The article is found here. The entire issue appears as a single page so you need to scroll down a bit to get to the article.
My article about the implications of Eubanks’ argument is in this article in the Chronicle.
Dual Enrollment is growing by leaps and bounds. According to this report from Marketplace over 1 million students are taking college courses in high school. It’s a good thing that the press is starting to look at Dual Enrollment. Compared to an issue like distance learning that gets lots of attention, dual enrollment has been largely ignored. I would argue that it is at least as transformative as distance education, but it gets much less attention.
For a more critical take on the subject, here is an article by Bad Assessment contributor Erik Gilbert.
The demand for accountability in higher education has led to a cottage industry of “assessment experts” who claim to be able to measure, add, and compare what happens inside and outside of classrooms in higher education.
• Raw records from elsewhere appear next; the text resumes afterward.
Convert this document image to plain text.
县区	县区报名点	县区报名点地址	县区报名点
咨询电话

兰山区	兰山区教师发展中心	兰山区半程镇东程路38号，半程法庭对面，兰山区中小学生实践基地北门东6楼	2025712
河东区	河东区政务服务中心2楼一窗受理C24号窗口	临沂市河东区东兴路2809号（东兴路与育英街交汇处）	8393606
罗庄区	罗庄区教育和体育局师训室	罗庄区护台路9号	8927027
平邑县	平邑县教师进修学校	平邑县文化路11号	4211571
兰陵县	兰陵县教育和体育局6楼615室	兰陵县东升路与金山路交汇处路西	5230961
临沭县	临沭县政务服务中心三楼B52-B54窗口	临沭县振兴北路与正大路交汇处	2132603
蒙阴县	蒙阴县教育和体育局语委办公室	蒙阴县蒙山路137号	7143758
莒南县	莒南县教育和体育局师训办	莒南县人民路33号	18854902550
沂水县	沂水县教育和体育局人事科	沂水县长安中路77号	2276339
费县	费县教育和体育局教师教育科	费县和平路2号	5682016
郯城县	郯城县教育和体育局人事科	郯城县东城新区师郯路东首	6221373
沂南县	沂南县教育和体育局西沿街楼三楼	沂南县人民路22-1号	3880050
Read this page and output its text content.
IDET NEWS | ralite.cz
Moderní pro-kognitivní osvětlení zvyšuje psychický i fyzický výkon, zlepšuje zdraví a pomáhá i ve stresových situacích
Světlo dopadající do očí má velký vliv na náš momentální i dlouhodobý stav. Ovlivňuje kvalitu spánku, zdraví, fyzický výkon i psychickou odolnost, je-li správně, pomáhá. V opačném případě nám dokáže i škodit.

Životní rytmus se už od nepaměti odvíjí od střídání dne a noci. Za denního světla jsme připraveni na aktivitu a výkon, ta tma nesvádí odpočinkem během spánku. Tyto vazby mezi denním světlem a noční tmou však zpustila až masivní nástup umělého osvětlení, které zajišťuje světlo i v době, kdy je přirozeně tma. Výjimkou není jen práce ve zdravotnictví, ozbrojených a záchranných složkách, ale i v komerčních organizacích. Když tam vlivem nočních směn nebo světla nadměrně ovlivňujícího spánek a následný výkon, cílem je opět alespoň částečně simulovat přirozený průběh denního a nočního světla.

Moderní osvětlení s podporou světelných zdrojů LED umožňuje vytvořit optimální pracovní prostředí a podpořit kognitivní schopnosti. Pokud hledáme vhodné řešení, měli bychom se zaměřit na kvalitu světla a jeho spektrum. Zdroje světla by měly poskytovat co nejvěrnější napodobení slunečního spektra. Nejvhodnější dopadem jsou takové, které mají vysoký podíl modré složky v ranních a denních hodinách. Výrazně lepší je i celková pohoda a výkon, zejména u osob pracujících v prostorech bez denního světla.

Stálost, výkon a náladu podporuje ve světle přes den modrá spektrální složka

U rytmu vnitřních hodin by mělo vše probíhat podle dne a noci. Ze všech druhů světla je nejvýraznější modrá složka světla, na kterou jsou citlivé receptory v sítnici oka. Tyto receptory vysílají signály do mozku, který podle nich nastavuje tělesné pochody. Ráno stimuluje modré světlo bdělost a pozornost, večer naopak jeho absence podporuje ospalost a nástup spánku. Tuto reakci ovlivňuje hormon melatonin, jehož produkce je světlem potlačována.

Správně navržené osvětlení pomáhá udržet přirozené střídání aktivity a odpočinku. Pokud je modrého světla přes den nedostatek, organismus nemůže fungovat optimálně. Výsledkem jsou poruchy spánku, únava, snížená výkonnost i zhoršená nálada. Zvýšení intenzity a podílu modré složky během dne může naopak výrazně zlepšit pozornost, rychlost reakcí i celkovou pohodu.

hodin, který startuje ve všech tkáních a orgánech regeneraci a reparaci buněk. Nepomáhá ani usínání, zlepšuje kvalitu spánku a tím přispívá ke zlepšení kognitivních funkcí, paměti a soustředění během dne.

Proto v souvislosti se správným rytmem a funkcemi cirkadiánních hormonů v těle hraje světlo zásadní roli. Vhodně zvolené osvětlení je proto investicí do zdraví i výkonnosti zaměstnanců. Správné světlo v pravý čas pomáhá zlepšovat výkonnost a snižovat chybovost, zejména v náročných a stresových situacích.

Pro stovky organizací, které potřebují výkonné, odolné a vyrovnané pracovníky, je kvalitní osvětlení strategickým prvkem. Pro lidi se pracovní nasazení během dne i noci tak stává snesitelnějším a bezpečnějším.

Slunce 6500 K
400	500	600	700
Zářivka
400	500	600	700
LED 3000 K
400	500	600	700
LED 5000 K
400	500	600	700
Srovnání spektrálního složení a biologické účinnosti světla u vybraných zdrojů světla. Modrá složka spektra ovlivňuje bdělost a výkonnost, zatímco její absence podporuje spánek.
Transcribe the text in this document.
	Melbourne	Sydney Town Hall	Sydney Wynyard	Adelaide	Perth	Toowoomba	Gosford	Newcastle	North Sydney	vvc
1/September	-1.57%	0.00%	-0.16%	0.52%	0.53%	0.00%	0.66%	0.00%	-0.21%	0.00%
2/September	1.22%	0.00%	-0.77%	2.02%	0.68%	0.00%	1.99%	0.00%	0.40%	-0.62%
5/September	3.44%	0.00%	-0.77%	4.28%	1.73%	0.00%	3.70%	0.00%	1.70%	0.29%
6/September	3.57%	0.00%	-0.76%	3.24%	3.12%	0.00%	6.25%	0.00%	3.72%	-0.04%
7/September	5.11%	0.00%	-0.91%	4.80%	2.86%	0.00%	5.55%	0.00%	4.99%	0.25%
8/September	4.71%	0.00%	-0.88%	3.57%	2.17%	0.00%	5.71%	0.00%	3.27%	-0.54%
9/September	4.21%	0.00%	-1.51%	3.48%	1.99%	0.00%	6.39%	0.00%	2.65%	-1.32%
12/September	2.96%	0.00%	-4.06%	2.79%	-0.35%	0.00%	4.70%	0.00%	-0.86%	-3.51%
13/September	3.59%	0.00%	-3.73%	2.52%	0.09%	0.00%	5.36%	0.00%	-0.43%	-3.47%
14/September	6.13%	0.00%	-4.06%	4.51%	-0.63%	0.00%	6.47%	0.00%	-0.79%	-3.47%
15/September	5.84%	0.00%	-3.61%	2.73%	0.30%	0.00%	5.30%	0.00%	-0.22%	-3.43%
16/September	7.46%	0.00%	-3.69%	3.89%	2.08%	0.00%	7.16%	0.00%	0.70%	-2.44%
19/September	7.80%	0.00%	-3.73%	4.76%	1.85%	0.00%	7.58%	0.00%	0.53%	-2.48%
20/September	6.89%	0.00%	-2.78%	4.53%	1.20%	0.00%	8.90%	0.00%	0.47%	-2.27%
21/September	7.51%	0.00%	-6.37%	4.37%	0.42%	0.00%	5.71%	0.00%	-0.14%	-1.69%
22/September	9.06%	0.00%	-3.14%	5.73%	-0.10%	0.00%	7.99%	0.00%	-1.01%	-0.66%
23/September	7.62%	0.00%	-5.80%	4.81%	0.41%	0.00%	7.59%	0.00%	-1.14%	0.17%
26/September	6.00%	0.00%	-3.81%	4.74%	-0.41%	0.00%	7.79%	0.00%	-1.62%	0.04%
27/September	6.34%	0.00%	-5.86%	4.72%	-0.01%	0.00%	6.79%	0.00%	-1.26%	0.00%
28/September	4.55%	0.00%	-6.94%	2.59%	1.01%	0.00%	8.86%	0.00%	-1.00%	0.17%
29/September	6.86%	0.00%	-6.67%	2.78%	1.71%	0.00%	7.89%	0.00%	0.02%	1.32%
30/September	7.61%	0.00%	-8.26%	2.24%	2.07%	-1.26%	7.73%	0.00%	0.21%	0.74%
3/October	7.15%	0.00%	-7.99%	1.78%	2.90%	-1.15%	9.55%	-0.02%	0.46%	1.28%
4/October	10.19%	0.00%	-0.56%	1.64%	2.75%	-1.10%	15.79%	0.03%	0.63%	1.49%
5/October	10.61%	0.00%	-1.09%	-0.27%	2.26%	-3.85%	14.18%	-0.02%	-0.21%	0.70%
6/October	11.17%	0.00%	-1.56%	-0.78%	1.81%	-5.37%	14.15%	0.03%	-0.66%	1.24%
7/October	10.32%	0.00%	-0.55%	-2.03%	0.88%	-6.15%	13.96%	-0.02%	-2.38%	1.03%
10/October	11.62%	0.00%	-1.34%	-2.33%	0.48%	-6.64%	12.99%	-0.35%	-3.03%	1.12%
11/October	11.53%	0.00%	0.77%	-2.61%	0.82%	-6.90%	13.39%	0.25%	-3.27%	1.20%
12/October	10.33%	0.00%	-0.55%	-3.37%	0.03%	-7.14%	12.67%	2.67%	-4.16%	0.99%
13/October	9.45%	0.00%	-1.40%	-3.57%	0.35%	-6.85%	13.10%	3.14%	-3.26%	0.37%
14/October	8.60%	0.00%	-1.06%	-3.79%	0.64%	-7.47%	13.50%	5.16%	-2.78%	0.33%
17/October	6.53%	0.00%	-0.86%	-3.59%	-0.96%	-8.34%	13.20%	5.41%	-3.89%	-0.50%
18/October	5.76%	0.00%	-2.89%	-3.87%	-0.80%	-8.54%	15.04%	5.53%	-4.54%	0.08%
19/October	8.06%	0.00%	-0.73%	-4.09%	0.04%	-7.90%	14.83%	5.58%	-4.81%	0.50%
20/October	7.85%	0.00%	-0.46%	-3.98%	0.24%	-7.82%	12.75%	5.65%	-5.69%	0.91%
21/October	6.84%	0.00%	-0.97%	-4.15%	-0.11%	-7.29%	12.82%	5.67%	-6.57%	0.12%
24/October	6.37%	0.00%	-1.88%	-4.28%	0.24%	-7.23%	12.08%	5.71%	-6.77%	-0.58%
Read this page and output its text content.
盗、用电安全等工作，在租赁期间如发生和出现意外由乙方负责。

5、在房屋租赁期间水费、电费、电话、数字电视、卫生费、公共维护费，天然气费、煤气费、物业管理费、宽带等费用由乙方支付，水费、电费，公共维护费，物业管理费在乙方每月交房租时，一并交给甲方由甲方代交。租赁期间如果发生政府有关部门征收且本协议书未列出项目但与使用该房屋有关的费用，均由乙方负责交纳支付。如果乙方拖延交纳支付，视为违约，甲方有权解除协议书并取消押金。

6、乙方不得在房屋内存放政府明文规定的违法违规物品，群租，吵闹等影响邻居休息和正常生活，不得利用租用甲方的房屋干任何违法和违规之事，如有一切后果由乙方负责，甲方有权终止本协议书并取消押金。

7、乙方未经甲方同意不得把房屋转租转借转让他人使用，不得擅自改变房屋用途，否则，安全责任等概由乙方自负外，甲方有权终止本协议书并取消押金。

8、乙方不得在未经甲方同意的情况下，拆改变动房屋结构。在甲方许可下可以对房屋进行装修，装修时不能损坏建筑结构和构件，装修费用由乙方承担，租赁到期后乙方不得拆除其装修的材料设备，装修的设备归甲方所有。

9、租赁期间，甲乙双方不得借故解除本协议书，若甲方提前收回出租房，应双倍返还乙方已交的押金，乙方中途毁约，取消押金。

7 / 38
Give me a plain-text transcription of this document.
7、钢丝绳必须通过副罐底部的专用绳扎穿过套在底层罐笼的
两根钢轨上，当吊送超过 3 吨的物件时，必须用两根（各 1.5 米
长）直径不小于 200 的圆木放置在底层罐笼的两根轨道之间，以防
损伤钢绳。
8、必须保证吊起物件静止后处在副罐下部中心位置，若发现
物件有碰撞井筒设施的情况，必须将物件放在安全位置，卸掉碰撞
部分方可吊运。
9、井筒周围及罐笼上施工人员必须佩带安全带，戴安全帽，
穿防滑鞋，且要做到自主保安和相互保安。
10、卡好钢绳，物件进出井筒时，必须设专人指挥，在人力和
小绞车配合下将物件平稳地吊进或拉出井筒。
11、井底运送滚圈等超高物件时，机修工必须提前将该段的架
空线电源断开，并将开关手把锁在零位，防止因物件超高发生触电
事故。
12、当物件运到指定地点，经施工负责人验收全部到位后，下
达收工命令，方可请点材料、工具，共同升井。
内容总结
While some approaches may have merit, in practice many of the schemes are useless (like counting angels) or potentially even harmful. Inside an academic discipline an idea without merit would be met with study and dialogue that would prevent it from gaining traction. However, because these counting exercises are being promoted by accrediting agencies with enormous power over colleges, administrators and faculty are reluctant to object. Instead, they grudgingly comply and hire staff to check all the bureaucratic boxes. Meanwhile, meetings about these assessment schemes, often financed by well-meaning foundations, are usually attended only by the true believers (often, the assessment staff hired by the colleges to implement the schemes), leading the attendees to have even greater confidence that they are on the righteous path.